Et j’ai dessiné au crayon sur les planches 29 à 41 de l’album “Dali Capitan”, dernière aventure de Cori le moussaillon. Les toutes dernières planches ont entièrement été dessinées par Johan De Moor.
Sur l’album « Les 3 Formules du Professeur Sato – Tome 2 », quel a été votre rôle ?
J’ai dessiné au crayon les décors des quatre premières planches. Après, Bob de Moor a voulu continuer tout seul parce qu'il ne se sentait pas tout à fait à l'aise, surtout à cause de la méthode utilisée : dessiner d’après les photos des poses prises par Jacobs. Quand il réalisait Cori, il n'utilisait pas du tout la photo...
Quand on dessine d’après photo, on a souvent les jambes plus courtes, c'est pourquoi il a raté quelquefois Blake (cf. planches 5 & 6). C’est un probléme technique de la lentille de l'appareil photo. On le voit par exemple très bien dans l’album "Dossier Mortimer contre Mortimer" page VI, quand on regarde les jambes de la photo de Philippe Biermé et celles de Sharkey. Un autre exemple à la page XI avec les jambes de la photo de Jacobs et le dessin de Blake.
Sur une photo, les jambes sont généralement plus courtes. Quand on dessine, il faut un peu tricher et les élargir. Bob De Moor n'avait pas l'habitude.

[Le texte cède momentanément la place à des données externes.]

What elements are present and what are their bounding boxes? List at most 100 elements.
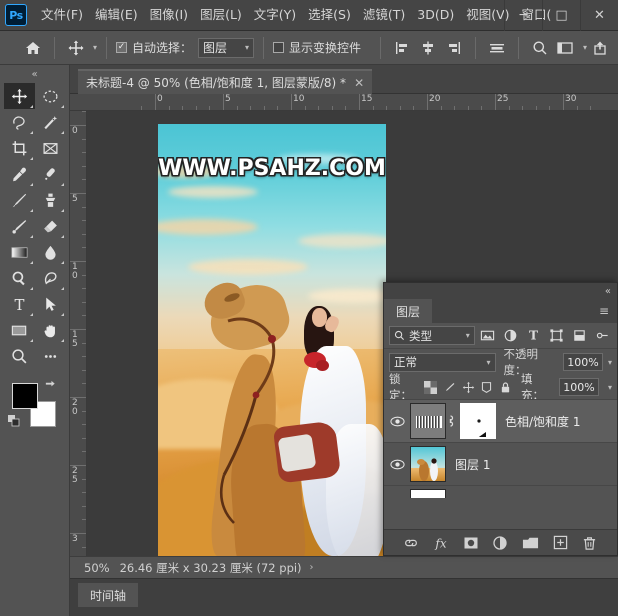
tool-preset-caret[interactable]: ▾ [93, 43, 97, 52]
fill-value[interactable]: 100% [559, 378, 600, 396]
show-transform-checkbox[interactable] [273, 42, 285, 53]
blur-tool[interactable] [35, 239, 66, 265]
layer-thumbnail[interactable] [410, 446, 446, 482]
auto-select-group[interactable]: ✓ 自动选择： 图层 ▾ [113, 31, 257, 65]
rectangle-tool[interactable] [4, 317, 35, 343]
layers-list[interactable]: 色相/饱和度 1 图层 1 [384, 399, 617, 498]
blend-mode-dropdown[interactable]: 正常 ▾ [389, 352, 496, 372]
frame-tool[interactable] [35, 135, 66, 161]
layer-thumbnail[interactable] [410, 403, 446, 439]
workspace-icon[interactable] [553, 36, 577, 60]
align-center-horizontal-icon[interactable] [416, 36, 440, 60]
zoom-level[interactable]: 50% [70, 561, 120, 575]
opacity-slider-caret[interactable]: ▾ [608, 358, 612, 367]
document-tab[interactable]: 未标题-4 @ 50% (色相/饱和度 1, 图层蒙版/8) * ✕ [78, 69, 373, 94]
toolbar-collapse-button[interactable]: « [0, 65, 69, 83]
fill-slider-caret[interactable]: ▾ [608, 383, 612, 392]
brush-tool[interactable] [4, 187, 35, 213]
layer-style-button[interactable]: fx [430, 532, 452, 554]
auto-select-checkbox[interactable]: ✓ [116, 42, 128, 53]
search-icon[interactable] [528, 36, 552, 60]
menu-select[interactable]: 选择(S) [302, 5, 357, 26]
elliptical-marquee-tool[interactable] [35, 83, 66, 109]
smart-object-filter-icon[interactable] [569, 325, 589, 346]
maximize-button[interactable]: □ [542, 0, 580, 31]
lock-transparent-icon[interactable] [423, 379, 438, 396]
layer-thumbnail[interactable] [410, 489, 446, 498]
move-tool[interactable] [4, 83, 35, 109]
gradient-tool[interactable] [4, 239, 35, 265]
lock-image-icon[interactable] [442, 379, 457, 396]
magic-wand-tool[interactable] [35, 109, 66, 135]
healing-brush-tool[interactable] [35, 161, 66, 187]
filter-toggle-icon[interactable] [592, 325, 612, 346]
close-icon[interactable]: ✕ [354, 76, 364, 90]
auto-select-target-dropdown[interactable]: 图层 ▾ [198, 37, 255, 58]
swap-colors-icon[interactable] [44, 379, 57, 392]
menu-edit[interactable]: 编辑(E) [89, 5, 144, 26]
lock-artboard-icon[interactable] [479, 379, 494, 396]
table-row[interactable]: 色相/饱和度 1 [384, 400, 617, 443]
menu-3d[interactable]: 3D(D) [411, 5, 460, 26]
layer-name[interactable]: 色相/饱和度 1 [505, 413, 581, 430]
pixel-filter-icon[interactable] [478, 325, 498, 346]
lock-all-icon[interactable] [498, 379, 513, 396]
tab-layers[interactable]: 图层 [384, 299, 433, 323]
align-right-icon[interactable] [442, 36, 466, 60]
close-button[interactable]: ✕ [580, 0, 618, 31]
status-expand-arrow[interactable]: › [310, 562, 314, 573]
history-brush-tool[interactable] [4, 213, 35, 239]
new-adjustment-button[interactable] [489, 532, 511, 554]
add-mask-button[interactable] [460, 532, 482, 554]
new-layer-button[interactable] [549, 532, 571, 554]
hand-tool[interactable] [35, 317, 66, 343]
share-icon[interactable] [588, 36, 612, 60]
vertical-ruler[interactable]: 0 5 1 0 1 5 2 0 2 5 3 [70, 111, 87, 556]
table-row[interactable]: 图层 1 [384, 443, 617, 486]
zoom-tool[interactable] [4, 343, 35, 369]
type-filter-icon[interactable]: T [523, 325, 543, 346]
foreground-color-swatch[interactable] [12, 383, 38, 409]
layer-mask-link-icon[interactable] [446, 413, 460, 429]
opacity-value[interactable]: 100% [562, 353, 603, 371]
table-row[interactable]: 背景 [384, 486, 617, 498]
more-tools-button[interactable] [35, 343, 66, 369]
default-colors-icon[interactable] [8, 415, 20, 427]
link-layers-button[interactable] [400, 532, 422, 554]
clone-stamp-tool[interactable] [35, 187, 66, 213]
pen-tool[interactable] [35, 265, 66, 291]
adjustment-filter-icon[interactable] [501, 325, 521, 346]
panel-menu-icon[interactable]: ≡ [591, 299, 617, 323]
shape-filter-icon[interactable] [546, 325, 566, 346]
layer-mask-thumbnail[interactable] [460, 403, 496, 439]
filter-type-dropdown[interactable]: 类型 ▾ [389, 326, 475, 345]
new-group-button[interactable] [519, 532, 541, 554]
move-tool-icon[interactable] [64, 36, 88, 60]
align-left-icon[interactable] [390, 36, 414, 60]
layer-name[interactable]: 图层 1 [455, 456, 490, 473]
tab-timeline[interactable]: 时间轴 [78, 583, 139, 607]
crop-tool[interactable] [4, 135, 35, 161]
menu-file[interactable]: 文件(F) [35, 5, 89, 26]
layer-visibility-toggle[interactable] [384, 416, 410, 427]
layers-collapse-button[interactable]: « [384, 283, 617, 299]
delete-layer-button[interactable] [579, 532, 601, 554]
menu-layer[interactable]: 图层(L) [194, 5, 248, 26]
eraser-tool[interactable] [35, 213, 66, 239]
workspace-caret[interactable]: ▾ [583, 43, 587, 52]
eyedropper-tool[interactable] [4, 161, 35, 187]
layer-visibility-toggle[interactable] [384, 459, 410, 470]
path-selection-tool[interactable] [35, 291, 66, 317]
menu-type[interactable]: 文字(Y) [248, 5, 302, 26]
lasso-tool[interactable] [4, 109, 35, 135]
home-icon[interactable] [21, 36, 45, 60]
menu-image[interactable]: 图像(I) [144, 5, 194, 26]
distribute-icon[interactable] [485, 36, 509, 60]
dodge-tool[interactable] [4, 265, 35, 291]
minimize-button[interactable]: ─ [504, 0, 542, 31]
show-transform-group[interactable]: 显示变换控件 [270, 31, 364, 65]
horizontal-ruler[interactable]: 0 5 10 15 20 25 30 [70, 94, 618, 111]
document-canvas[interactable]: WWW.PSAHZ.COM [158, 124, 386, 556]
type-tool[interactable]: T [4, 291, 35, 317]
menu-filter[interactable]: 滤镜(T) [357, 5, 411, 26]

À la fin, quand il a manqué de temps, il m'a demandé à nouveau de l'aide. J’ai alors dessiné au crayon sur les décors à partir de la planche 31 jusqu’à la fin.
Quels souvenirs gardez-vous de cette aventure ?
De très bons souvenirs. C’était un grand plaisir et un honneur de pouvoir travailler avec lui. Il était tellement aimable ! Dommage qu’il ait eu tant de critiques après, mais il n’a pas eu assez de temps pour réaliser l'album. Quand on sait combien Ted Benoit en a eu... Bob aurait dû dire qu'il lui faudrait plus de temps, mais il était trop gentil pour ça.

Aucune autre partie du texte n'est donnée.